Instant Analysis: August FOMC statement nearly identical to June’s statement
The Fed kept its future interest rate hike plans close to its vest today.
As expected, there was no change the Fed funds target rate range, which remains at 1.75% to 2.00%. The August statement was nearly identical to the June statement with very minor tweaks to the language.
The FOMC upgraded its assessment of current economic conditions, describing economic activity as “strong” rather than merely “solid” as in the June statement — a nod to the 4.1% Q2 GDP print that was released last week. The FOMC noted that the unemployment rate has stayed low and household spending and business fixed investment have grown strongly.

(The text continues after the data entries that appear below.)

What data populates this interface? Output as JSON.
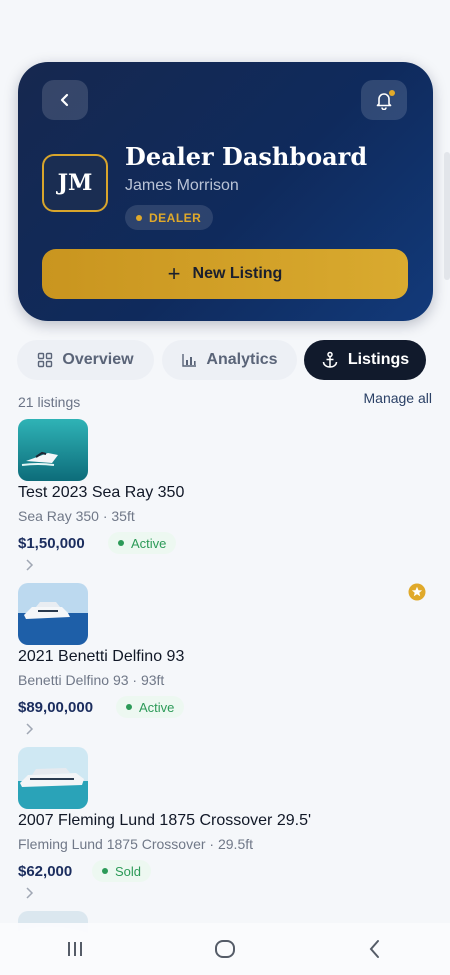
{
  "header": {
    "title": "Dealer Dashboard",
    "user_name": "James Morrison",
    "initials": "JM",
    "role_badge": "DEALER",
    "new_listing_label": "New Listing"
  },
  "tabs": [
    {
      "label": "Overview",
      "icon": "grid-icon",
      "active": false
    },
    {
      "label": "Analytics",
      "icon": "bar-chart-icon",
      "active": false
    },
    {
      "label": "Listings",
      "icon": "anchor-icon",
      "active": true
    }
  ],
  "listings_meta": {
    "count_label": "21 listings",
    "manage_label": "Manage all"
  },
  "listings": [
    {
      "title": "Test 2023 Sea Ray 350",
      "subtitle": "Sea Ray 350 · 35ft",
      "price": "$1,50,000",
      "status": "Active",
      "featured": false
    },
    {
      "title": "2021 Benetti Delfino 93",
      "subtitle": "Benetti Delfino 93 · 93ft",
      "price": "$89,00,000",
      "status": "Active",
      "featured": true
    },
    {
      "title": "2007 Fleming Lund 1875 Crossover 29.5'",
      "subtitle": "Fleming Lund 1875 Crossover · 29.5ft",
      "price": "$62,000",
      "status": "Sold",
      "featured": false
    }
  ],
  "colors": {
    "hero_bg": "#16284f",
    "accent_gold": "#d9aa2f",
    "active_tab": "#111a2c",
    "status_green": "#2c9a58",
    "price_navy": "#1b2d5e"
  }
}
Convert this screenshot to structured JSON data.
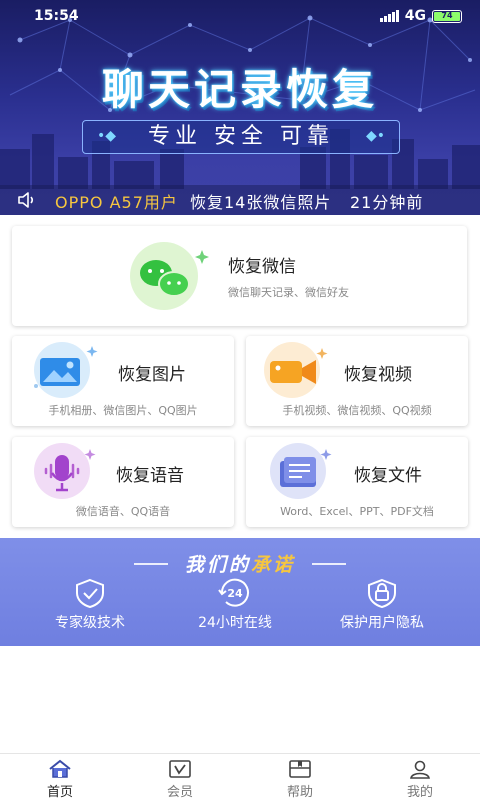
{
  "status_bar": {
    "time": "15:54",
    "network": "4G",
    "battery": "74"
  },
  "banner": {
    "title": "聊天记录恢复",
    "subtitle": "专业 安全 可靠",
    "ticker": {
      "user": "OPPO A57用户",
      "message": "恢复14张微信照片",
      "time_ago": "21分钟前"
    }
  },
  "services": [
    {
      "name": "恢复微信",
      "desc": "微信聊天记录、微信好友",
      "icon": "wechat-icon"
    },
    {
      "name": "恢复图片",
      "desc": "手机相册、微信图片、QQ图片",
      "icon": "image-icon"
    },
    {
      "name": "恢复视频",
      "desc": "手机视频、微信视频、QQ视频",
      "icon": "video-camera-icon"
    },
    {
      "name": "恢复语音",
      "desc": "微信语音、QQ语音",
      "icon": "microphone-icon"
    },
    {
      "name": "恢复文件",
      "desc": "Word、Excel、PPT、PDF文档",
      "icon": "document-icon"
    }
  ],
  "promise": {
    "title_part1": "我们的",
    "title_part2": "承诺",
    "items": [
      {
        "label": "专家级技术",
        "icon": "shield-check-icon"
      },
      {
        "label": "24小时在线",
        "icon": "clock-24-icon"
      },
      {
        "label": "保护用户隐私",
        "icon": "lock-shield-icon"
      }
    ]
  },
  "nav": [
    {
      "label": "首页",
      "icon": "home-icon",
      "active": true
    },
    {
      "label": "会员",
      "icon": "vip-icon",
      "active": false
    },
    {
      "label": "帮助",
      "icon": "book-icon",
      "active": false
    },
    {
      "label": "我的",
      "icon": "user-icon",
      "active": false
    }
  ],
  "colors": {
    "accent_gold": "#f6c640",
    "banner_bg": "#2a2f8f",
    "promise_bg": "#7f8fe8"
  }
}
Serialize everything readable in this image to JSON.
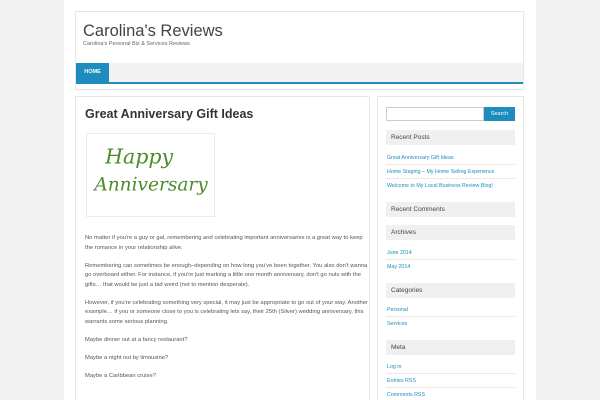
{
  "site": {
    "title": "Carolina's Reviews",
    "tagline": "Carolina's Personal Biz & Services Reviews"
  },
  "nav": {
    "items": [
      {
        "label": "HOME"
      }
    ]
  },
  "post": {
    "title": "Great Anniversary Gift Ideas",
    "image_text_line1": "Happy",
    "image_text_line2": "Anniversary",
    "paragraphs": [
      "No matter if you're a guy or gal, remembering and celebrating important anniversaries is a great way to keep the romance in your relationship alive.",
      "Remembering can sometimes be enough–depending on how long you've been together.  You also don't wanna go overboard either.  For instance, if you're just marking a little one month anniversary, don't go nuts with the gifts…  that would be just a tad weird (not to mention desperate).",
      "However, if you're celebrating something very special, it may just be appropriate to go out of your way.  Another example…  if you or someone close to you is celebrating lets say, their 25th (Silver) wedding anniversary, this warrants some serious planning.",
      "Maybe dinner out at a fancy restaurant?",
      "Maybe a night out by limousine?",
      "Maybe a Caribbean cruise?"
    ]
  },
  "sidebar": {
    "search_placeholder": "",
    "search_button": "Search",
    "recent_posts": {
      "title": "Recent Posts",
      "items": [
        "Great Anniversary Gift Ideas",
        "Home Staging – My Home Selling Experience",
        "Welcome to My Local Business Review Blog!"
      ]
    },
    "recent_comments": {
      "title": "Recent Comments"
    },
    "archives": {
      "title": "Archives",
      "items": [
        "June 2014",
        "May 2014"
      ]
    },
    "categories": {
      "title": "Categories",
      "items": [
        "Personal",
        "Services"
      ]
    },
    "meta": {
      "title": "Meta",
      "items": [
        "Log in",
        "Entries RSS",
        "Comments RSS"
      ]
    }
  },
  "colors": {
    "accent": "#1e8cbe",
    "image_text": "#4c8b2b"
  }
}
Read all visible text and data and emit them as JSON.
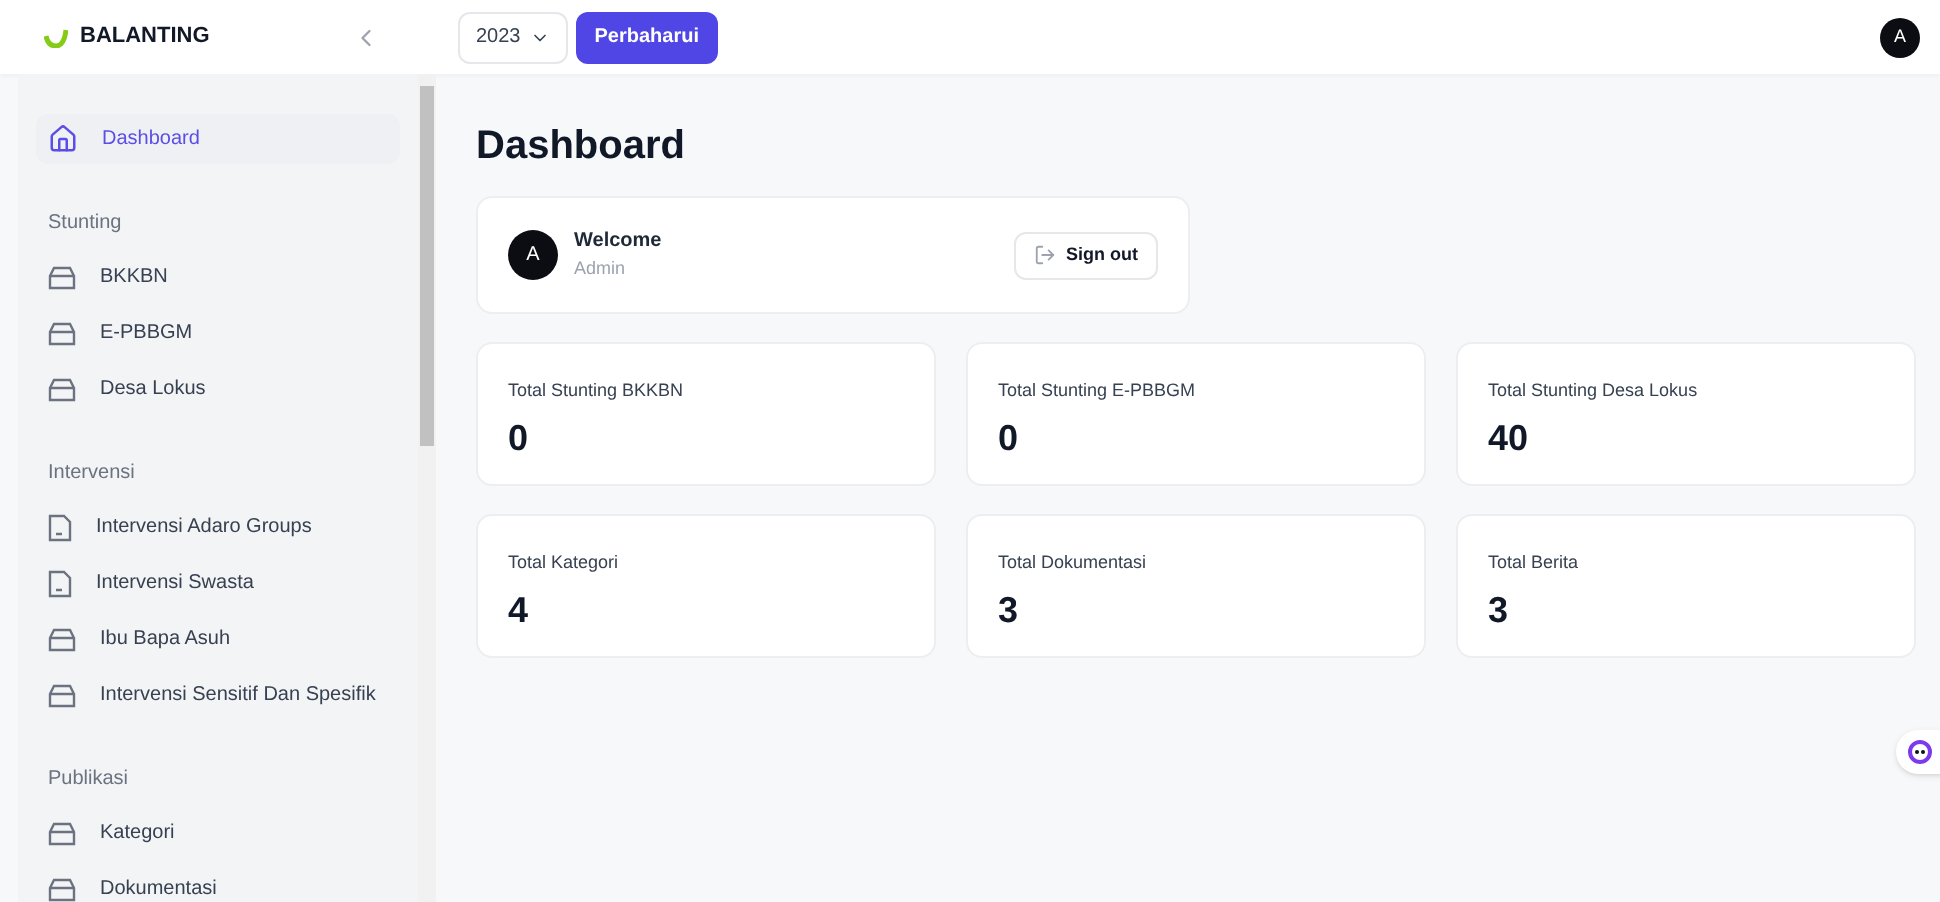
{
  "brand": {
    "name": "BALANTING"
  },
  "header": {
    "year": "2023",
    "update_button": "Perbaharui",
    "avatar": "A"
  },
  "sidebar": {
    "items": [
      {
        "label": "Dashboard",
        "kind": "home",
        "selected": true
      }
    ],
    "sections": [
      {
        "title": "Stunting",
        "items": [
          {
            "label": "BKKBN",
            "kind": "tray",
            "selected": false
          },
          {
            "label": "E-PBBGM",
            "kind": "tray",
            "selected": false
          },
          {
            "label": "Desa Lokus",
            "kind": "tray",
            "selected": false
          }
        ]
      },
      {
        "title": "Intervensi",
        "items": [
          {
            "label": "Intervensi Adaro Groups",
            "kind": "file",
            "selected": false
          },
          {
            "label": "Intervensi Swasta",
            "kind": "file",
            "selected": false
          },
          {
            "label": "Ibu Bapa Asuh",
            "kind": "tray",
            "selected": false
          },
          {
            "label": "Intervensi Sensitif Dan Spesifik",
            "kind": "tray",
            "selected": false
          }
        ]
      },
      {
        "title": "Publikasi",
        "items": [
          {
            "label": "Kategori",
            "kind": "tray",
            "selected": false
          },
          {
            "label": "Dokumentasi",
            "kind": "tray",
            "selected": false
          }
        ]
      }
    ]
  },
  "page": {
    "title": "Dashboard"
  },
  "welcome": {
    "avatar": "A",
    "title": "Welcome",
    "subtitle": "Admin",
    "sign_out": "Sign out"
  },
  "stats": [
    {
      "label": "Total Stunting BKKBN",
      "value": "0"
    },
    {
      "label": "Total Stunting E-PBBGM",
      "value": "0"
    },
    {
      "label": "Total Stunting Desa Lokus",
      "value": "40"
    },
    {
      "label": "Total Kategori",
      "value": "4"
    },
    {
      "label": "Total Dokumentasi",
      "value": "3"
    },
    {
      "label": "Total Berita",
      "value": "3"
    }
  ]
}
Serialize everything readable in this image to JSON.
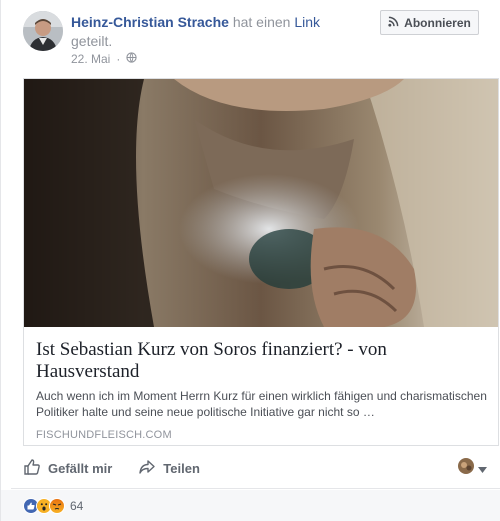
{
  "post": {
    "author": "Heinz-Christian Strache",
    "action_text": "hat einen",
    "link_word": "Link",
    "action_suffix": "geteilt.",
    "date": "22. Mai",
    "separator": "·",
    "follow_label": "Abonnieren"
  },
  "attachment": {
    "title": "Ist Sebastian Kurz von Soros finanziert? - von Hausverstand",
    "description": "Auch wenn ich im Moment Herrn Kurz für einen wirklich fähigen und charismatischen Politiker halte und seine neue politische Initiative gar nicht so …",
    "domain": "FISCHUNDFLEISCH.COM"
  },
  "actions": {
    "like_label": "Gefällt mir",
    "share_label": "Teilen"
  },
  "reactions": {
    "count": "64",
    "types": [
      "like-icon",
      "wow-icon",
      "angry-icon"
    ]
  },
  "colors": {
    "link_blue": "#365899",
    "like_blue": "#4267b2",
    "reaction_yellow": "#f7b125",
    "angry_red": "#e9710f"
  }
}
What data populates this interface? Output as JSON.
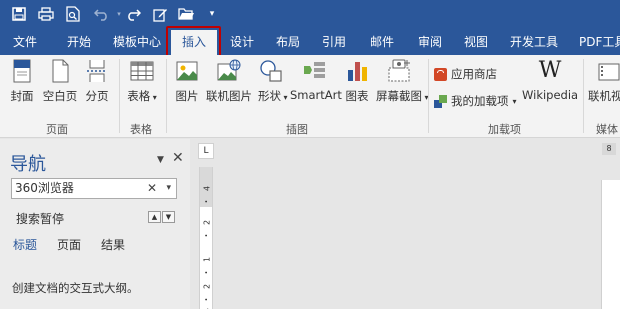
{
  "qat": {
    "icons": [
      "save-icon",
      "print-icon",
      "print-preview-icon",
      "undo-icon",
      "redo-icon",
      "edit-icon",
      "open-folder-icon",
      "customize-icon"
    ]
  },
  "tabs": [
    {
      "label": "文件"
    },
    {
      "label": "开始"
    },
    {
      "label": "模板中心"
    },
    {
      "label": "插入"
    },
    {
      "label": "设计"
    },
    {
      "label": "布局"
    },
    {
      "label": "引用"
    },
    {
      "label": "邮件"
    },
    {
      "label": "审阅"
    },
    {
      "label": "视图"
    },
    {
      "label": "开发工具"
    },
    {
      "label": "PDF工具"
    }
  ],
  "ribbon": {
    "cover": "封面",
    "blank_page": "空白页",
    "page_break": "分页",
    "group_pages": "页面",
    "table": "表格",
    "group_table": "表格",
    "picture": "图片",
    "online_picture": "联机图片",
    "shapes": "形状",
    "smartart": "SmartArt",
    "chart": "图表",
    "screenshot": "屏幕截图",
    "group_illustrations": "插图",
    "app_store": "应用商店",
    "my_addins": "我的加载项",
    "wikipedia": "Wikipedia",
    "group_addins": "加载项",
    "online_video": "联机视",
    "group_media": "媒体"
  },
  "nav": {
    "title": "导航",
    "search_value": "360浏览器",
    "paused": "搜索暂停",
    "tab_headings": "标题",
    "tab_pages": "页面",
    "tab_results": "结果",
    "description": "创建文档的交互式大纲。"
  },
  "doc": {
    "page_number": "8",
    "ruler_ticks": [
      "4",
      "2",
      "1",
      "2",
      "4"
    ]
  },
  "colors": {
    "brand": "#2b579a",
    "highlight": "#c00000"
  }
}
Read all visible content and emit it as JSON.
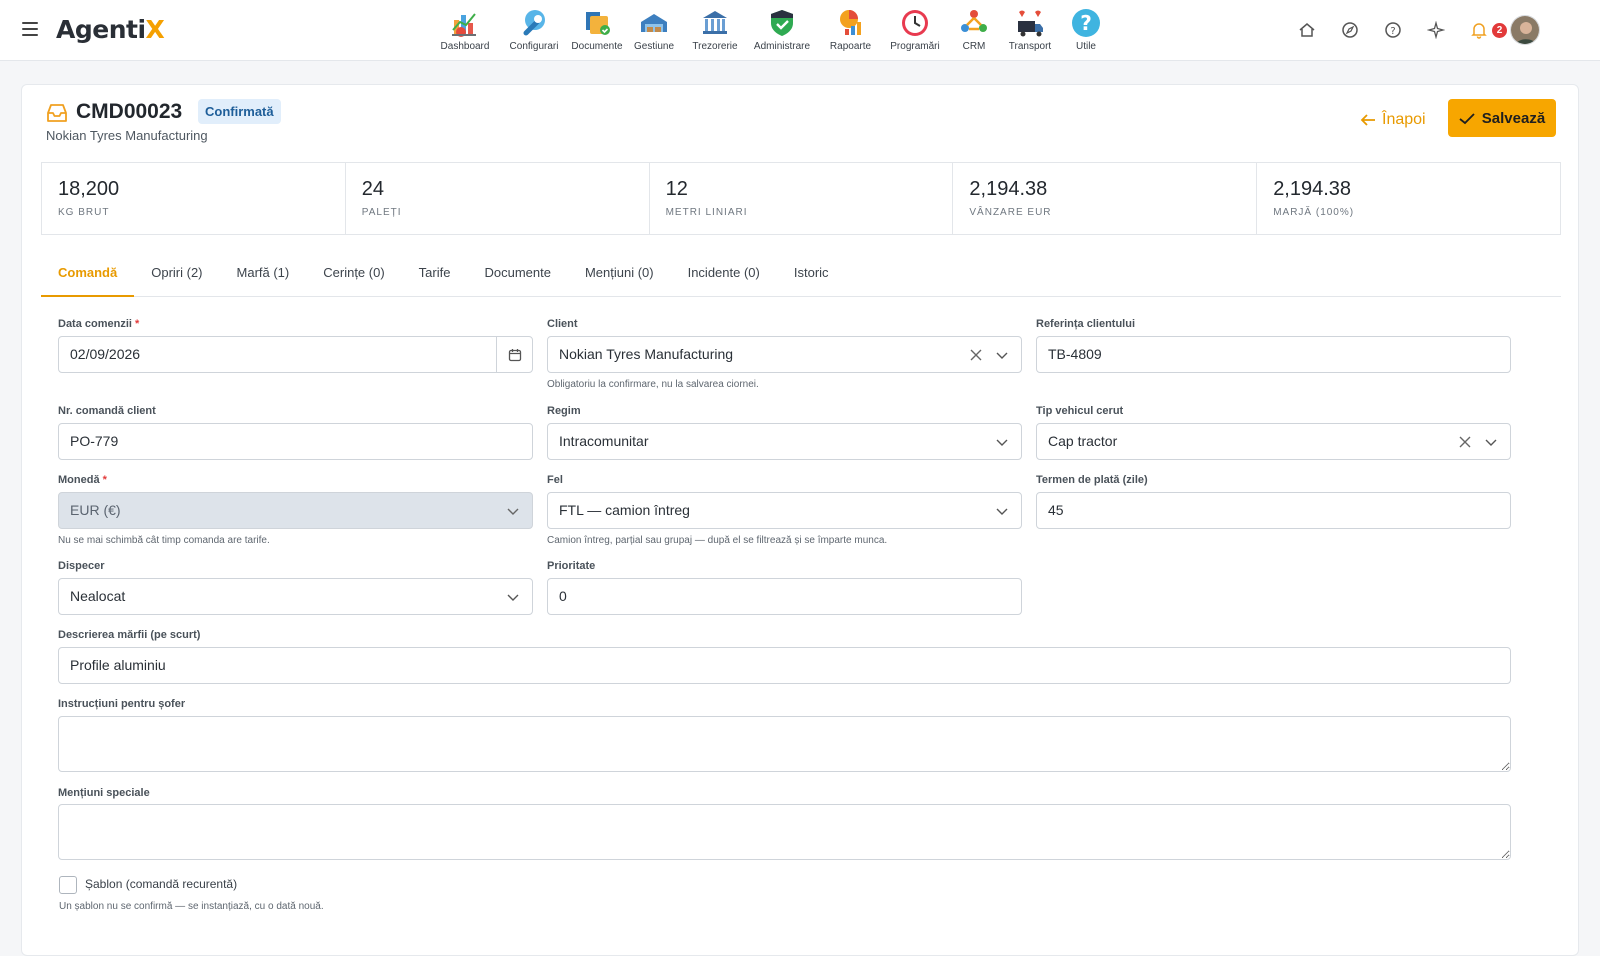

Bottom-line: Get ready for another quarter-point interest rate hike from the Fed at the next FOMC meeting on September 26. This “steady as it goes … mail it in” FOMC statement likely means the Fed will stick with its median Fed funds interest rate hike plan this year, raising the Fed funds rate in September and again in December.
The outlook for additional rate hikes in 2019 remains clouded. While U.S. growth has been impressive of late, I still see this expansion as more fragile than most, and aggressive interest rate hikes next year could put the expansion at risk. Our baseline forecast is for only one additional rate hike from the Fed in March 2019 before a pause.
Following the FOMC announcement today, the Fed funds futures market puts about an 80% probability of a September rate hike. The Treasury yield curve is rising today on the quarterly refunding announcement, but yields are off their highs on the day and have been mainly been treading water since the FOMC statement release. The U.S. dollar is very modestly higher today, but has lost some ground since the FOMC statement release.